# what did u put in your sep. agreements



## mama (Feb 25, 2011)

just wondering what kinds of things u put in ur sep. agreement or things u wish u had in it now.


----------



## Freak On a Leash (Feb 19, 2010)

There's a separation agreement? :scratchhead:

Well, my husband pays for the health insurance..about $1500/month, which comes to roughly $375/month. He paid to move us, to fix my Jeep ($1400) to buy me a futon (another $1400) and buy my son some clothes. I get water for my work truck from him and have a lot of my kayaking equipment, tools/car stuff and camping equipment plus my Jeep doors at his house. I guess that saves me money in storage and hassle as well. 

But nothing in writing. People tell me to get support from him but I don't know if I'd get much more if I tried to take him to court. I might even get less. He's not making an income and his inheritance isn't considered "community" property. 

I basically take care of my household expenses, food for me and the kids, etc. He has a house he's paying for as well. 

I guess if he continues to help us out in emergencies, stores my stuff at his house, gives me water and pays the insurance I can't complain.

No plans to divorce in the foreseeable future. I'm in a holding pattern.


----------



## LonelyNLost (Dec 11, 2010)

Are you separating on the way to divorce, or separating to work on things? There's a big difference. Take a browse through some of the threads, I had one asking for advice not long ago that I got good feedback on. I was able to draft up some proposals for H and sent them via email and he responded. 

If you have kids, you need to figure out how that will work. Definitely state whether dating is okay. How often should contact take place? Financial agreements, other responsibilities. I'm not much help because I'm about to get separated. Well, H is staying with his parents and coming back and acting like he still lives here. But I told him not to come back last night, so I guess I am separated.  But that's a whole other story.


----------



## mama (Feb 25, 2011)

no sep. on the way to divorce in 11 months lol 
we have children. we are trying to figure out what's fair as far as access is concerned like every other weekend and one night a week he can see them. holidays etc. wondering how others worked those things out. did it change each year or pretty much stay the same.


----------



## LonelyNLost (Dec 11, 2010)

Sorry to hear that.  What I've seen as most common is every other weekend, but then at least one weekday that is with the dad. Like Wednesdays or something. With holidays, you alternate holidays, and then the following year it would flip.

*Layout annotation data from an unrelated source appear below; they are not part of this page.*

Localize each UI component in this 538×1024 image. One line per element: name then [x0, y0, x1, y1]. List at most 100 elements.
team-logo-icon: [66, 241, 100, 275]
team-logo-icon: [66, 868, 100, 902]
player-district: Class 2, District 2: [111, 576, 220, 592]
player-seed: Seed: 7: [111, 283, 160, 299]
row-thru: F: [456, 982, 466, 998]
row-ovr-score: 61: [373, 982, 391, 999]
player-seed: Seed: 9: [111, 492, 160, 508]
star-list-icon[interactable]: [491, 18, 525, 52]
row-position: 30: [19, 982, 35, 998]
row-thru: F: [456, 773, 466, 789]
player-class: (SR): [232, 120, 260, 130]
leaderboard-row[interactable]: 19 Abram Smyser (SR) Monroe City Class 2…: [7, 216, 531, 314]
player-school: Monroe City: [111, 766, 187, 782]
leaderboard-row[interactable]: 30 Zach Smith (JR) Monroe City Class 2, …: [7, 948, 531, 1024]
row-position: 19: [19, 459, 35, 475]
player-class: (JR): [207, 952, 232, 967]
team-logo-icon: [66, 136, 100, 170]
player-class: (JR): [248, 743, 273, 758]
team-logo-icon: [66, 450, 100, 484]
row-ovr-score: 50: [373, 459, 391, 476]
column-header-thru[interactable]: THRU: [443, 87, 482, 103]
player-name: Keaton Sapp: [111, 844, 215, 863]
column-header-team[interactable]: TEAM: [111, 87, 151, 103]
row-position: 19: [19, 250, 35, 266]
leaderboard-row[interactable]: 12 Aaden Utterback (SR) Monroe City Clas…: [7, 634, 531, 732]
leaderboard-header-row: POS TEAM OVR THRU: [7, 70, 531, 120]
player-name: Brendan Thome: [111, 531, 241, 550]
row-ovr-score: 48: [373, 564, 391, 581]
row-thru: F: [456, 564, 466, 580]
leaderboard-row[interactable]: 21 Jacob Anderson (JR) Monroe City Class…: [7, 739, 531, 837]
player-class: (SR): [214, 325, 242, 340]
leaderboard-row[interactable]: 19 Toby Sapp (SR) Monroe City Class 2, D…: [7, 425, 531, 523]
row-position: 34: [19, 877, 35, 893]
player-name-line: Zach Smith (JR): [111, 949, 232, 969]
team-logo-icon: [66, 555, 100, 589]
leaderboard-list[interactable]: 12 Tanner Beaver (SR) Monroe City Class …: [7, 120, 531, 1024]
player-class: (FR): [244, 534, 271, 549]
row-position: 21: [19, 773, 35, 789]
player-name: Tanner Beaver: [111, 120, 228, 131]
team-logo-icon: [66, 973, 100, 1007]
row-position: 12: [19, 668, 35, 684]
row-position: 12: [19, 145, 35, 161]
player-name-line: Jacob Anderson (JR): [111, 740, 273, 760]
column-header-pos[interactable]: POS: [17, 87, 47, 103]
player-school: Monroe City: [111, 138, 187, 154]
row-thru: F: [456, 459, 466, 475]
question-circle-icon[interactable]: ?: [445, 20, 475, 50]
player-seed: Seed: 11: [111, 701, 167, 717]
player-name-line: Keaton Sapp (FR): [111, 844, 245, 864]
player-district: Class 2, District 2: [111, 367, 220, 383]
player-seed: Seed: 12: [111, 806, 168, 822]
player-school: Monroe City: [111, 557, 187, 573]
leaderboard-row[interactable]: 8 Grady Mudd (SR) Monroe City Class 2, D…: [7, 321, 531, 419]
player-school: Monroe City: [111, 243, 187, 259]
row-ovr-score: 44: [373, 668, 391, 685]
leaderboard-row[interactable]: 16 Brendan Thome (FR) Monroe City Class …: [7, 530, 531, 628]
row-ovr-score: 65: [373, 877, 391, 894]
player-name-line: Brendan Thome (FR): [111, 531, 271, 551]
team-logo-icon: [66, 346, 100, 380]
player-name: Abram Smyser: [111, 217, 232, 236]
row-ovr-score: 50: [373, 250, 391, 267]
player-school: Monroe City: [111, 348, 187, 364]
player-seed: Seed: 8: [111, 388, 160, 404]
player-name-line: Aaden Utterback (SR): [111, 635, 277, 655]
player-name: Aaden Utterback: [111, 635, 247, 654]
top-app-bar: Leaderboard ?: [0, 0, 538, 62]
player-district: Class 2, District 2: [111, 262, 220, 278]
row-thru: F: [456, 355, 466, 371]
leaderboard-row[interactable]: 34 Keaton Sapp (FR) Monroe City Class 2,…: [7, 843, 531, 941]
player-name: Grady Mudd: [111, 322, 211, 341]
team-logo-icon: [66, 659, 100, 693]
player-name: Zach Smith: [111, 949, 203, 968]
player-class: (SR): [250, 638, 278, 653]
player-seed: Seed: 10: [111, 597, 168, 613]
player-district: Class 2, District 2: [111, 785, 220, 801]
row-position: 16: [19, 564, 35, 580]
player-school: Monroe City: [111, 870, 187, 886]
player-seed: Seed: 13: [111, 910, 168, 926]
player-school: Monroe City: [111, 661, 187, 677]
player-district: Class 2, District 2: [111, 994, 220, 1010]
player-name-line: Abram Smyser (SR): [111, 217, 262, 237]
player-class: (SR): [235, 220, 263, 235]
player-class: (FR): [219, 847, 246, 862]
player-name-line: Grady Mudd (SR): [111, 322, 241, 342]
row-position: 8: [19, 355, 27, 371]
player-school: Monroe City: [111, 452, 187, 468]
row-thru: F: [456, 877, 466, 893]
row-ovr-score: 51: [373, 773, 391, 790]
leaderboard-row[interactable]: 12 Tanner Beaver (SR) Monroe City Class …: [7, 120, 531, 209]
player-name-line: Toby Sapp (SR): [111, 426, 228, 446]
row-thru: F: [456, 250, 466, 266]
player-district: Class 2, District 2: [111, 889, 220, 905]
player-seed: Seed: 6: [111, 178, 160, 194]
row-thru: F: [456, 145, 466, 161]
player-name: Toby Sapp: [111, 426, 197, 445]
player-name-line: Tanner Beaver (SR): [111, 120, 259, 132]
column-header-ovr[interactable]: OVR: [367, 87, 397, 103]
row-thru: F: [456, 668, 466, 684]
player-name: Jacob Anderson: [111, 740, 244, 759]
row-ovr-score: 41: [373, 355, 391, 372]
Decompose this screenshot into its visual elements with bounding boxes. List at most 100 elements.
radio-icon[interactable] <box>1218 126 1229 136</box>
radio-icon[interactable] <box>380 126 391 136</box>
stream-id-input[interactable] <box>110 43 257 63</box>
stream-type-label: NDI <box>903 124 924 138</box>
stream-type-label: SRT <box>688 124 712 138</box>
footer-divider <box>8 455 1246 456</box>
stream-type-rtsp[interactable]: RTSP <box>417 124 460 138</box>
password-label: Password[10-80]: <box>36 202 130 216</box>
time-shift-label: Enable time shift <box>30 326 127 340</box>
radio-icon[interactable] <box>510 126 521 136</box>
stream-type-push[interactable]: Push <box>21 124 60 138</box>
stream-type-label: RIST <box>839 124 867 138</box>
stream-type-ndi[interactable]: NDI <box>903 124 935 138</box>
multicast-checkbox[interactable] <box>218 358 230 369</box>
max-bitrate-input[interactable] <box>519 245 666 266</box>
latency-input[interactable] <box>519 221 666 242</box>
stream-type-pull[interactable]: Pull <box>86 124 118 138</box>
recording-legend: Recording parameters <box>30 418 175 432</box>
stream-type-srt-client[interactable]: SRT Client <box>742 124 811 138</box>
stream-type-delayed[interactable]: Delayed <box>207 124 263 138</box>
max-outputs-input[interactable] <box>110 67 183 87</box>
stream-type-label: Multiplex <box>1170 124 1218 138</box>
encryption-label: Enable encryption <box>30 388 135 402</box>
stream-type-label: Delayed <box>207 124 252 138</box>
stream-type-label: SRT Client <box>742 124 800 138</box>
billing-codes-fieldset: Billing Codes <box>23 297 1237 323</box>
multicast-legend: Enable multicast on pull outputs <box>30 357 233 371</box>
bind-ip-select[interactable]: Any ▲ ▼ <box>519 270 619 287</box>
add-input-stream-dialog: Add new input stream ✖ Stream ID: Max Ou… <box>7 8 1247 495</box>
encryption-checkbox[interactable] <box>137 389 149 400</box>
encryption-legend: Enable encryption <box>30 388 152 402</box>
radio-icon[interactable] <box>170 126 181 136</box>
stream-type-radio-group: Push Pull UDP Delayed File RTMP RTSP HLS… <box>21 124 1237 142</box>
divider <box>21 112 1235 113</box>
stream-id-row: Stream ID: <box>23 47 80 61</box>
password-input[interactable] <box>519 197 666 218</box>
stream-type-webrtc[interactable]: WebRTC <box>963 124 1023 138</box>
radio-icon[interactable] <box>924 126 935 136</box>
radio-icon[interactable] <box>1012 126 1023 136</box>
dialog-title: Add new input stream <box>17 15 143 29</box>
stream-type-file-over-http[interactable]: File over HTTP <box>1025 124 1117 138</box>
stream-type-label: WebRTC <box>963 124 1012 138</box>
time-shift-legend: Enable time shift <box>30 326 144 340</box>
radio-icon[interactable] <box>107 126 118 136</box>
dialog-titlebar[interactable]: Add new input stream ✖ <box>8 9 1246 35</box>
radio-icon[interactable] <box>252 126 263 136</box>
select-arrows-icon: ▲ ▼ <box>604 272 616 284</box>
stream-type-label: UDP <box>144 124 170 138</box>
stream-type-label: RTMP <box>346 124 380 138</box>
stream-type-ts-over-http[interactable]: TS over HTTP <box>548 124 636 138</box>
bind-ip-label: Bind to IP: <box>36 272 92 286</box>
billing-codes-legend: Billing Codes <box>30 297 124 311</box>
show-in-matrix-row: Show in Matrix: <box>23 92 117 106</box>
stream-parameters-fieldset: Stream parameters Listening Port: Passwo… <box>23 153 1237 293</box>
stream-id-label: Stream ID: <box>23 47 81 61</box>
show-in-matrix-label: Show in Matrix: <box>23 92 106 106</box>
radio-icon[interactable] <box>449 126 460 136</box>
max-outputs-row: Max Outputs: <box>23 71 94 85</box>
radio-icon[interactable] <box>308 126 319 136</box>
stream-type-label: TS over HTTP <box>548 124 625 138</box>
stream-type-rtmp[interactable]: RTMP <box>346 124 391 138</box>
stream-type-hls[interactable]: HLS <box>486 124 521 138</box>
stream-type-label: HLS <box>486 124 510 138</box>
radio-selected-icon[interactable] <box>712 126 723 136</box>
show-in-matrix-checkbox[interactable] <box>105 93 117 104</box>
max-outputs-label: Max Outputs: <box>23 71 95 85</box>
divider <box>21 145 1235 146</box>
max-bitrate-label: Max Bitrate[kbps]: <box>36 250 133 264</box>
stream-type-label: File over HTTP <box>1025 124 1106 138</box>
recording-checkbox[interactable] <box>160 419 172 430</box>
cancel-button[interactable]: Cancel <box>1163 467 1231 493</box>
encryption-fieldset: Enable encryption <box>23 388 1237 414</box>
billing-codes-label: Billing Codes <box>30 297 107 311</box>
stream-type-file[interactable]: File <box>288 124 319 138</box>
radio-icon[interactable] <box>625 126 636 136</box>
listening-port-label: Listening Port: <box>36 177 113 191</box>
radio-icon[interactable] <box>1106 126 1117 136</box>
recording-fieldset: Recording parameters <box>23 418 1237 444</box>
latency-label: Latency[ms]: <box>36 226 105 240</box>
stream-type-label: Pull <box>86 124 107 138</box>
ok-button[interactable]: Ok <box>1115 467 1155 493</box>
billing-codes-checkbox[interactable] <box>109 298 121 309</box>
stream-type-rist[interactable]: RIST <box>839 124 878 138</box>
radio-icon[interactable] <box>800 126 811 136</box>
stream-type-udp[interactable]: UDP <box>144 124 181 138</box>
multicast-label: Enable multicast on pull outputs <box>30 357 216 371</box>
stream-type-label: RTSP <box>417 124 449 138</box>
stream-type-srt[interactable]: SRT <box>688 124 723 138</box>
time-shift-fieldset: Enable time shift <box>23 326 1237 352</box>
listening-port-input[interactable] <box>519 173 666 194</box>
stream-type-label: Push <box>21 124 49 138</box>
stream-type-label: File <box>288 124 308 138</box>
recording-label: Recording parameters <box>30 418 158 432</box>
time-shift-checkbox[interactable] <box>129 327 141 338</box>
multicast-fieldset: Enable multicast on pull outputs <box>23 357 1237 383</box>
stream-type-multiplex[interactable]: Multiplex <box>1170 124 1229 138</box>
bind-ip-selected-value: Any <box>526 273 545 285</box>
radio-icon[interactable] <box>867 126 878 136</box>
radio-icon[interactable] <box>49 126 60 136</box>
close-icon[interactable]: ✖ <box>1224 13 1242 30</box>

So you'd have them on Easter this year, but not the next holiday and then he'd have them the next Easter. But it's also important to let the kids have access to him. So if they want to talk to him or visit him, you both try to make that happen. Which also means when he's with them if they want to talk or see you that should be able to happen.


----------



## Freak On a Leash (Feb 19, 2010)

LonelyNLost said:


> Definitely state whether dating is okay.


Ah yes, the dating. We did discuss that. He said something like "I know that woman who are separated often want to sow their wild oats, blah blah blah." Like he expects me to go off and date because he's convinced I had affairs when we were married (he is wrong about that). 

No plans to date. Sowing my "wild oats" would be going out to the bars and maybe dancing with someone or chatting but nothing else. 

First of all, if I got divorced tomorrow I wouldn't date for at least a year. I believe that you need to get yourself together before you can give to someone else. I still love my husband and couldn't imagine being with someone else. It wouldn't be fair to myself or the other person to just "jump in" to a new relationship. I would need to make the emotional break with my husband first. 

Second, I got these kids and even if I WERE to date I wouldn't be bringing any boyfriends home. It would have to be at his place or a hotel. 

My husband says he's not interested in dating other women. I believe him when he says that.


----------



## Freak On a Leash (Feb 19, 2010)

mama said:


> we have children. we are trying to figure out what's fair as far as access is concerned like every other weekend and one night a week he can see them. holidays etc. wondering how others worked those things out. did it change each year or pretty much stay the same.


He's allowed to see the kids any time he wants. My daughter won't have anything to do with my husband. My son sees him every weekend. They make their own arrangements on that. My daughter is 16. My son is 13. They are old enough to call the shots. 

Holidays? I'm inclined to have him spend the holidays with us if he wants. It would be cruel not to invite him because he doesn't have anyone but us. I just couldn't do that to him. My daughter is horrified at the idea but of course my son would want his father there so I think she'll be outvoted. I guess we'll figure it out in November before the holiday season. We got awhile to wait.


----------



## mama (Feb 25, 2011)

what about other things like photocopying report cards etc. 

he is seeing someone already. a month into the sep. lol


----------



## Freak On a Leash (Feb 19, 2010)

mama said:


> he is seeing someone already. a month into the sep. lol



Nice. How f*ucked up is that? 

Report cards? I just tell my husband about those. If he wants to see anything he can. It's not big deal. I even asked him if he wanted to attend my son's teacher conferences last month. He didn't. *shrug* So I went alone. 

I have no problems talking to my husband. We got on well if we keep it light and friendly. No deep conversations and we're good to go. If he wants to know something about the kids or see them or whatever he can. I think it helps that my kids are older. 

I guess we have a very casual separation.  I think it's true that if you are aiming for divorce you need to go about it differently. I don't know if my husband and I are ever going to reconcile but I'd always like to be friends with him.


----------



## LonelyNLost (Dec 11, 2010)

mama said:


> what about other things like photocopying report cards etc.
> 
> he is seeing someone already. a month into the sep. lol


:scratchhead: I never understood that. Was she around beforehand? 

About the report cards, if he wants one, a lot of times the school will send two if you ask.


----------



## golfergirl (Dec 8, 2010)

LonelyNLost said:


> :scratchhead: I never understood that. Was she around beforehand?
> 
> About the report cards, if he wants one, a lot of times the school will send two if you ask.


When I divorced my big saying was, "look after your own schedules, I'm not your wife anymore". It's not that I was putting up a barrier to seeing the kids, it was just making him responsible for his own time and relationship with them. He used the contact about schedules and stuff to keep bugging me. Some people do week on week off - I did the every second weekend with Wednesdays. I would get provisions for health insurance and a life insurance policy with proceeds to kids as security in your agreement (if you even have kids).
_Posted via Mobile Device_


----------



## mama (Feb 25, 2011)

he doesn't work right now. my life ins will be going to the kids as before it wasn't.


----------